Yousra; 21 avril 2012

 

Troisième voix:

 

Je ne sais pas ce que serait ma vie sans ma collection de papillons. Mon grand-père était entomologiste, c'est la seule chose qu'il m'a léguée. Peut-être en souvenir de nos promenades complices, lorsque j'étais tout jeune, dans les forêts ardennaises. Au fil de nos balades nous confectionnions des herbiers, des vivarium à grenouilles rainettes et nous ramassions des insectes. J'aimais le rituel: ouvrir la petit boite ayant contenue une pellicule photo, y mettre un coton imprégné d'éther et une fois la bestiole attrapée, l'y plonger pour l'endormir pour l'éternité. J'aimais beaucoup moins, au retour, quand mon grand-père les épinglait sur le polystyrène pour les exposer. Cette action là, de les piquer alors qu'ils étaient morts, me semblait plus cruelle que celle qui avait consisté à les tuer. Paradoxe qui n'apparait que maintenant, à mes yeux d'adulte raisonnant. Au décès de mon grand-père, j'ai donc récupéré toutes ces boites blanches constellées de papillons.
-Ah, parce que c'était vrai??!! ne manquent pas de s'exclamer les femmes que j'invite à boire un verre. -Franchement, le coup de la collection de papillons, je croyais que c'était juste pour me faire venir chez vous, comme une version soft de la collection d'estampes japonaises!
Lorsque je les sens déçues, on boit le verre promis et au revoir, ce qui achève de les décontenancer.

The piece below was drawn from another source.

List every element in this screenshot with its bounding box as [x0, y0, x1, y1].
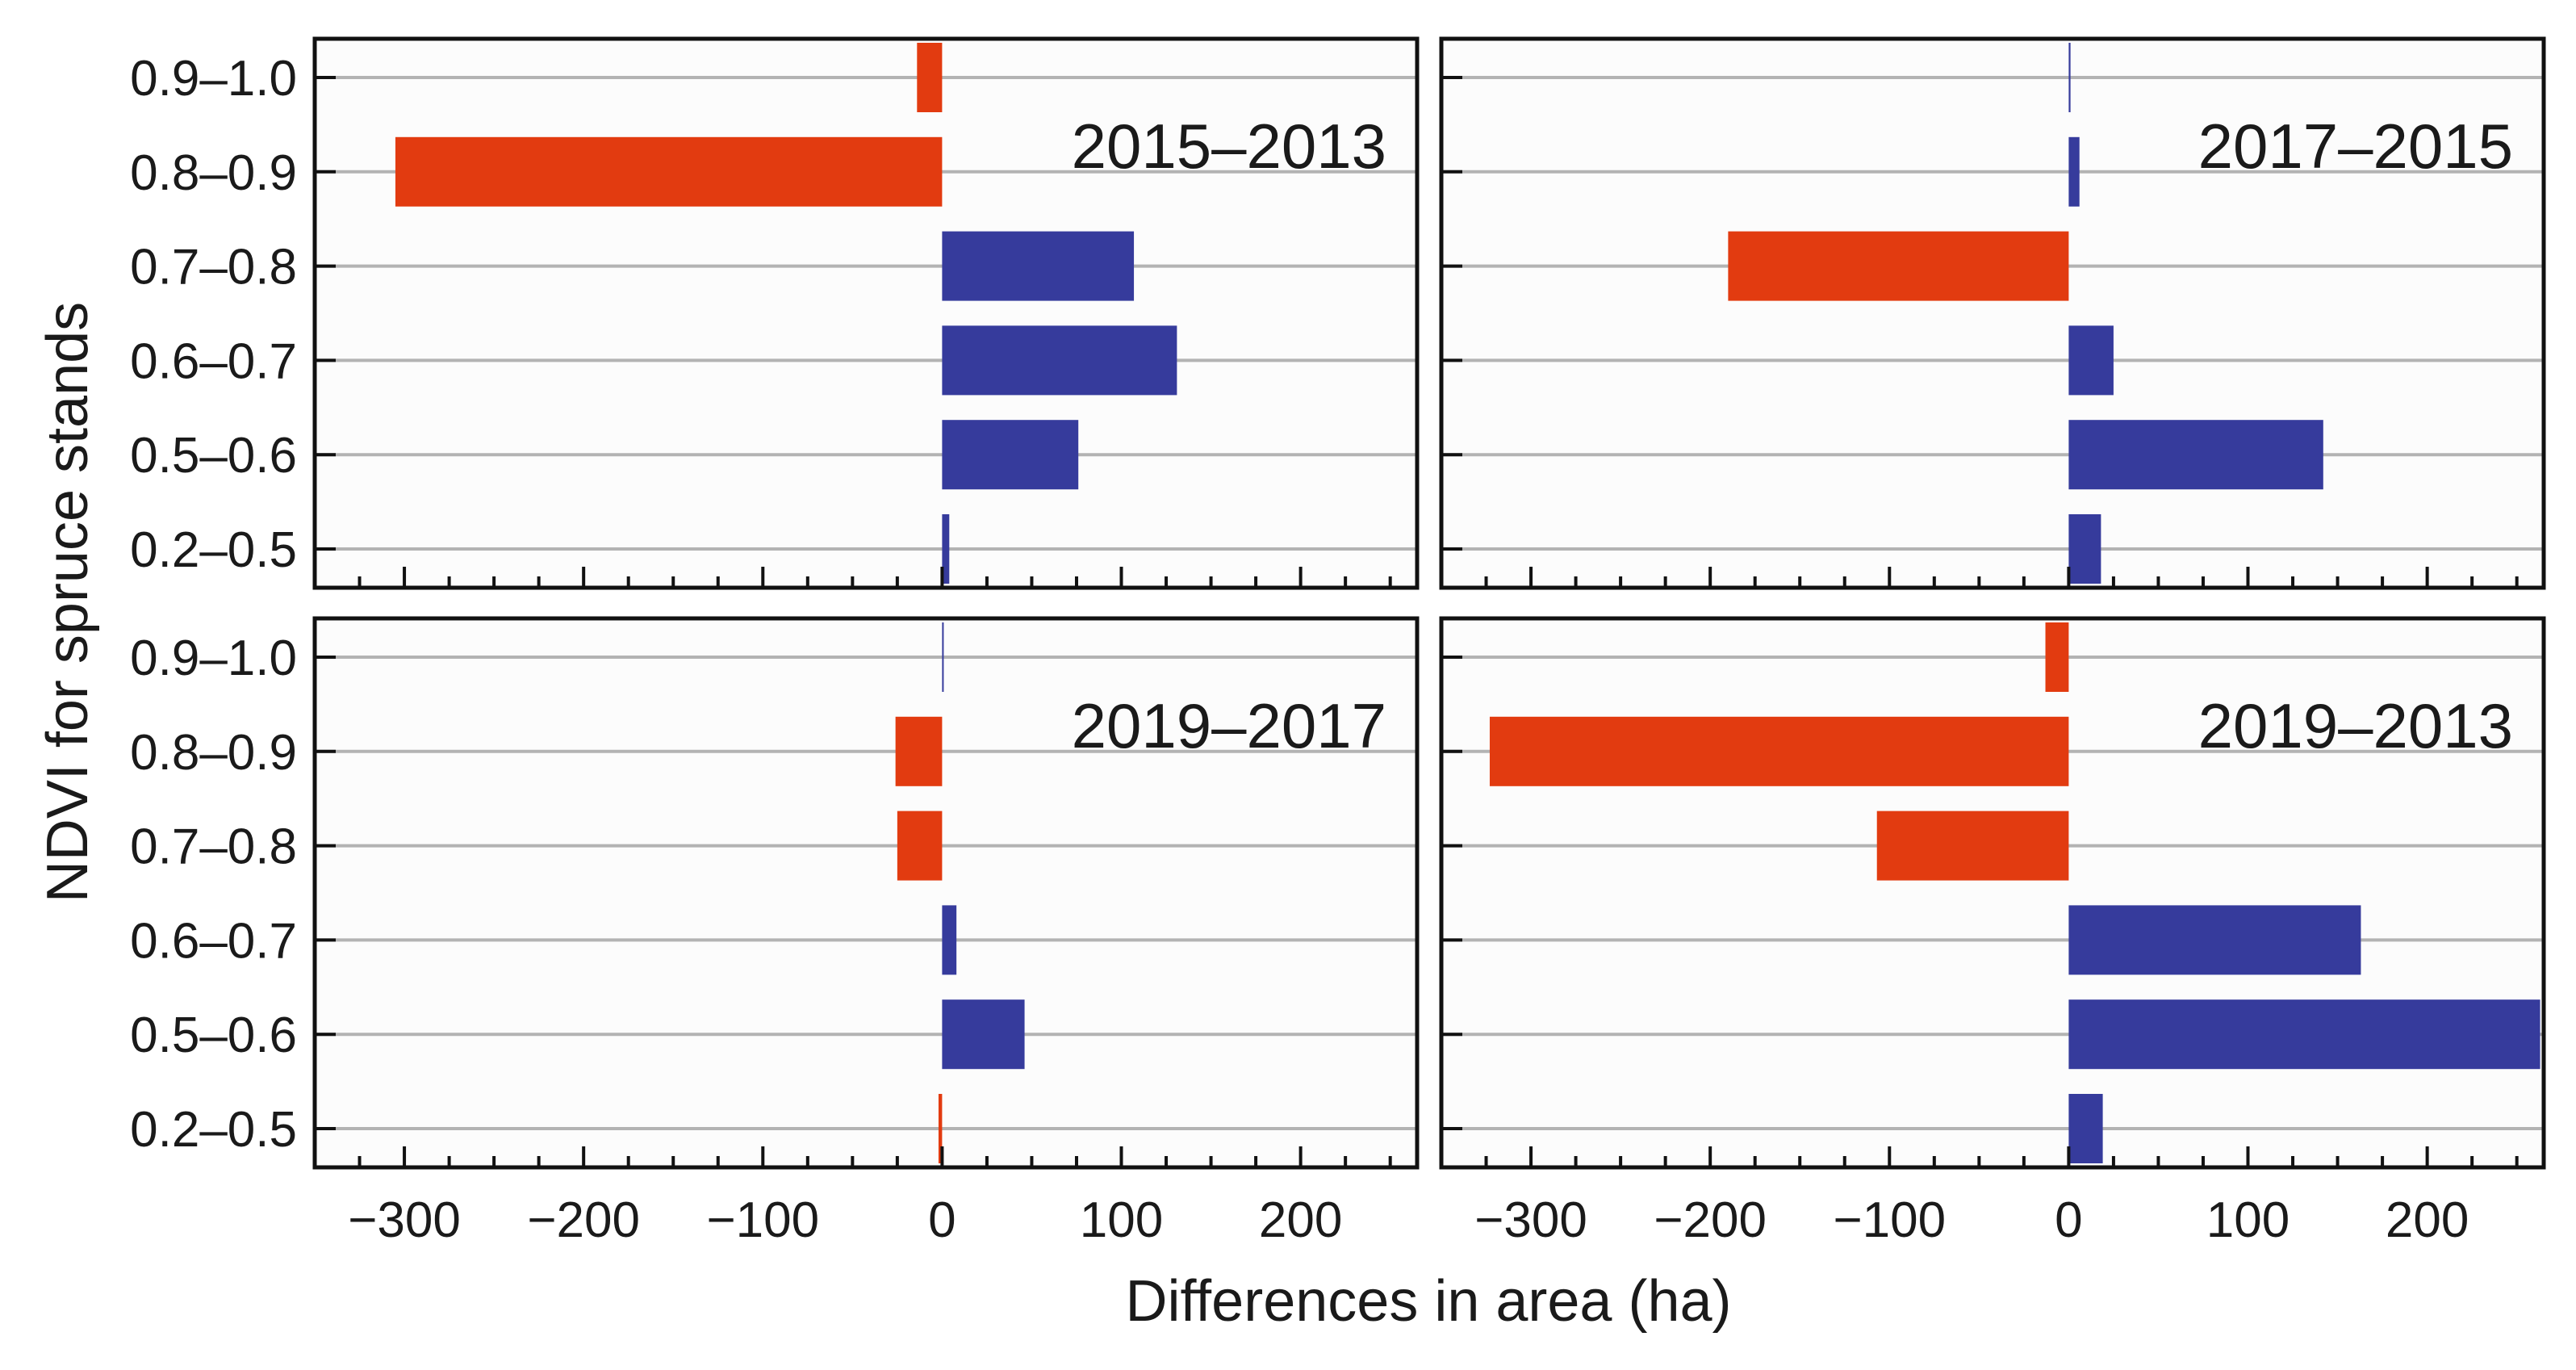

Quoi? Un homme qui offre à boire sans arrière pensée? J'aime quand leurs a-priori et leurs certitudes s'écroulent, ça fait un grand fracas de verre brisé sur le plancher.
Aujourd'hui mon invitée semble réellement intéressée, elle regarde les papillons, leurs noms, et me dit qu'elle même possède dans des boites similaires des bousiers, des scarabées, des lucanes cerf volant... don de son oncle, mais que personnellement elle préfère maintenant photographier les petites bêtes, en macro, et les laisser filer.
On s'apprête à boire le verre promis, de sa part aucune ambiguïté. Est-elle à ce point ingénue? Naïve? Timide? Devant tant de candeur, ce sont mes à priori à moi qui se fracassent contre les murs; une femme qui monte boire un verre sans arrière pensée, et qui en plus n'a pas l'air d'avoir peur? Ça existe? On était en grande conversation sur les mérites du reflex numérique pour la photographie naturaliste quand, clac, le compteur a disjoncté. C'est ma faute, j'avais oublié dans mon trouble que lorsque j'allume la bouilloire (oui, mon invitée avait préféré du thé vert au verre de bière proposé), il me faut penser à éteindre le chauffage que j'avais poussé à fond dans l'éventualité de... d'avoir à être moins habillé.
Nous voilà donc tous les deux, assis, cote à cote sur mon minuscule canapé, dans le noir. Avec n'importe qu'elle autre déçue par ma collection de papillon, j'en aurais évidemment immédiatement profité, mais avec elle... j'ai eu honte, une intense honte m'a submergée, si elle allait croire que c'était prémédité? Je ne savais plus quoi faire, où me mettre, comme cette ampoule qui grille, disparaître complètement, sans laisser de trace, n’être jamais né. Qu'allait elle faire? Me gifler? S'en aller? Non, elle a sorti un briquet de sa poche et à sa lueur a repéré une bougie cadeau de ma mère, anti tabac, ou citronnelle, je ne sais plus, qui traînait dans le bazar de la table basse.
Vous avez raison, c'est plus romantique comme ça, et puisqu'on ne peut plus faire d'eau chaude, puis-je partager votre bière? Dit-elle en attrapant ma canette.
J'ai rien dit, mais j'ai compris qu'elle était hors catégorie, inclassable dans mes à priori. Du coup, je n'ai pas été surpris lorsqu'en partant elle m'a dit: samedi, je fais une balade-photo, ça vous dit? Pour le retour, je mettrai de la bière au frigo, apportez donc une chandelle.
D'un seul coup, j'ai retrouvé confiance en la vie, envie de croire que je pouvais encore être surpris, vivre des belles choses. Du reste je ne peux pas dire que je sois spécialement malheureux : grâce à Dieu j’ai toujours été en bonne santé. Mais là c'était différent, ce n'était pas l'absence de malheur, c'était vraiment le bonheur qui cognait à mon cœur. Ah au fait, elle s'appelle yousra.

Amray, 21 avril 2012

 

Ces trois textes devaient contenir

Trois phrases extraites des chroniques d’Antonio Lobo Antunes :
1/ Je ne sais pas ce que serait ma vie sans ma collection de papillons.
2/ Comme une ampoule qui grille, disparaître complètement, sans laisser de trace, n’être jamais né.
3/ Du reste je ne peux pas dire que je sois spécialement malheureux : grâce à Dieu j’ai toujours été en bonne santé.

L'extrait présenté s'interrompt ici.